= Association for Safe International Road Travel =

The Association for Safe International Road Travel (usually abbreviated as ASIRT) is a non-profit, humanitarian organization that promotes road travel safety through education and advocacy. Rochelle Sobel, president and founder of ASIRT, created the organization in 1995, in response to her son Aron's death in a bus crash in Turkey. ASIRT helped found the US Congressional Caucus on Global Road Safety, and is an internationally influential and active organization. Working under the premise that road crashes are predictable and preventable, ASIRT serves the global community in a variety of ways to help reduce injuries and deaths and the associated social and economic impacts that result from them.

ASIRT serves as a resource to governments, corporations, travel organizations, guidebooks, study abroad programs, health/travel clinics and non-governmental organizations. ASIRT also helps to foster the development of new road safety organizations in other countries.

== Mission ==
The Association for Safe International Road Travel (ASIRT) is a non-profit organization that promotes global road safety through public education, policy advocacy, and the development of local road safety initiatives and partnerships.

== Organization ==

ASIRT's headquarters are in Potomac, Maryland; however, ASIRT works nationally, in the U.S., and globally through the United Nations Road Safety Collaboration (UNRSC), the Global Alliance of NGOs for Road Safety, and many other organizations.

=== Political achievements and goals ===

Working with Members of U.S. Congress: Alongside the Congressional Caucus on Global Road Safety, ASIRT works to increase awareness of U.S. legislators about the crisis in global road safety. This bi-partisan caucus has spearheaded the passing of many resolutions, including H. Con. Res. 87. This resolution solidified the United States' support for the United Nations' resolution for a World Remembrance Day for Road Crash Victims and their Families.

Working with Members of the U.S. State Department: ASIRT encourages State Department efforts on road safety by:
- Providing information to American travelers on the risks of road travel abroad through expanded road safety sections of Consular Information Sheets, and Embassy and State Department websites
- Collecting and disseminating road fatality statistics of U.S. citizens abroad by country and making information available on the U.S. State Department website.
- Facilitating the creation of partnerships between ASIRT and local organizations throughout the world, especially countries where the needs appear the greatest.

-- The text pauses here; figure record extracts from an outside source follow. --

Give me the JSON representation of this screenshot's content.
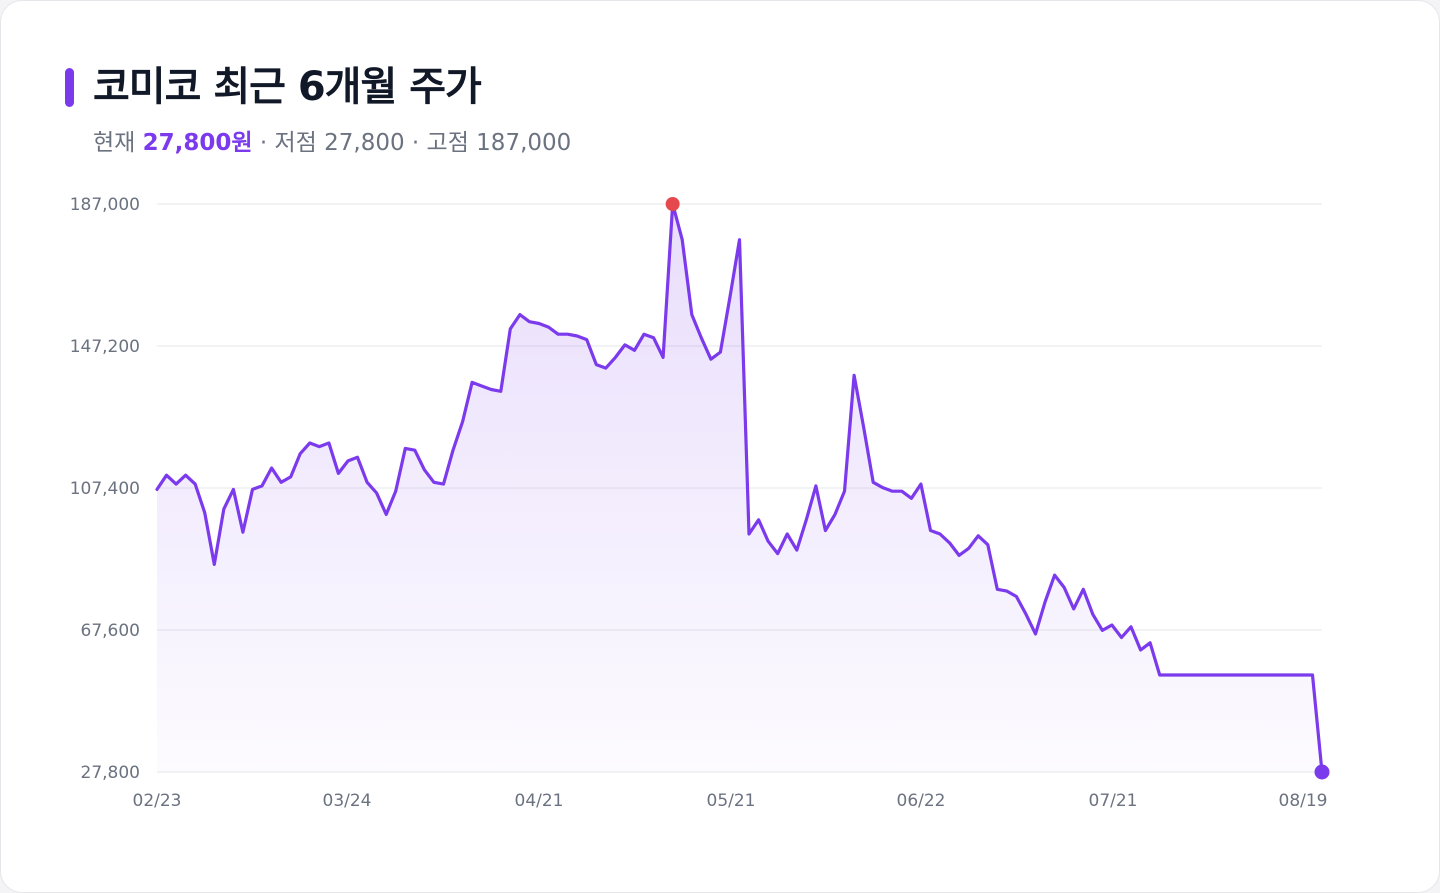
{
  "header": {
    "title": "코미코 최근 6개월 주가",
    "current_label": "현재",
    "current_value": "27,800원",
    "sep1": " · ",
    "low_text": "저점 27,800",
    "sep2": " · ",
    "high_text": "고점 187,000"
  },
  "colors": {
    "accent": "#7c3aed",
    "line": "#7c3aed",
    "high_marker": "#e5484d",
    "grid": "#e5e7eb"
  },
  "chart_data": {
    "type": "area",
    "x_ticks": [
      "02/23",
      "03/24",
      "04/21",
      "05/21",
      "06/22",
      "07/21",
      "08/19"
    ],
    "y_ticks": [
      "187,000",
      "147,200",
      "107,400",
      "67,600",
      "27,800"
    ],
    "y_tick_values": [
      187000,
      147200,
      107400,
      67600,
      27800
    ],
    "ylim": [
      27800,
      187000
    ],
    "grid": true,
    "high": 187000,
    "low": 27800,
    "values": [
      107000,
      111000,
      108500,
      111000,
      108500,
      100500,
      86000,
      101500,
      107000,
      95000,
      107000,
      108000,
      113000,
      109000,
      110500,
      117000,
      120000,
      119000,
      120000,
      111500,
      115000,
      116000,
      109000,
      106000,
      100000,
      106500,
      118500,
      118000,
      112500,
      109000,
      108500,
      118000,
      126000,
      137000,
      136000,
      135000,
      134500,
      152000,
      156000,
      154000,
      153500,
      152500,
      150500,
      150500,
      150000,
      149000,
      142000,
      141000,
      144000,
      147500,
      146000,
      150500,
      149500,
      144000,
      187000,
      177000,
      156000,
      149500,
      143500,
      145500,
      161000,
      177000,
      94500,
      98500,
      92500,
      89000,
      94500,
      90000,
      98500,
      108000,
      95500,
      100000,
      106500,
      139000,
      124500,
      109000,
      107500,
      106500,
      106500,
      104500,
      108500,
      95500,
      94500,
      92000,
      88500,
      90500,
      94000,
      91500,
      79000,
      78500,
      77000,
      72000,
      66500,
      75500,
      83000,
      79500,
      73500,
      79000,
      72000,
      67500,
      69000,
      65500,
      68500,
      62000,
      64000,
      55000,
      55000,
      55000,
      55000,
      55000,
      55000,
      55000,
      55000,
      55000,
      55000,
      55000,
      55000,
      55000,
      55000,
      55000,
      55000,
      55000,
      27800
    ]
  }
}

Working with the international community: ASIRT is a leader in the global road safety community, informing and cooperating with the World Health Organization (WHO), the U.N. and the World Bank.

- ASIRT-Kenya: ASIRT's first global chapter works to reduce fatalities and injuries among passengers of Matatus (local privately owned transportation vehicles) by offering driver training, emergency medical training for health professionals and child safety seat distribution. ASIRT-Kenya currently works to reduce speed around school zones thereby protecting the lives of children going to and from school.

=== Citizens traveling abroad ===

ASIRT provides road safety information to tourists, students and corporate travelers.

- Road Safety Reviews (RSRs): ASIRT's user-friendly reports on over 100 countries describing general road conditions; frequent road crash sites; national road safety statistics; driver behaviors; driving regulation; urban, rural, night, and seasonal travel precautions; pedestrian, passenger and cycle safety tips; quality and availability of emergency medical care, emergency procedures and contact information.
- A Global Road Safety Toolbox for the Study Abroad Community: a manual that helps study-abroad professionals to plan safe itineraries and students to make safe, informed travel choices while studying abroad.
- Training Seminars and webinars: ASIRT provides workshops and webinars that incorporate road safety education training, as well as student pre-departure campus and on-site orientations. Modules are tailored to the specific needs of the participants.

== Publications and media ==

Faces Behind the Figures:

A compilation of interviews of road crash victims and their families to memorialize and inspire road safety choices that save lives.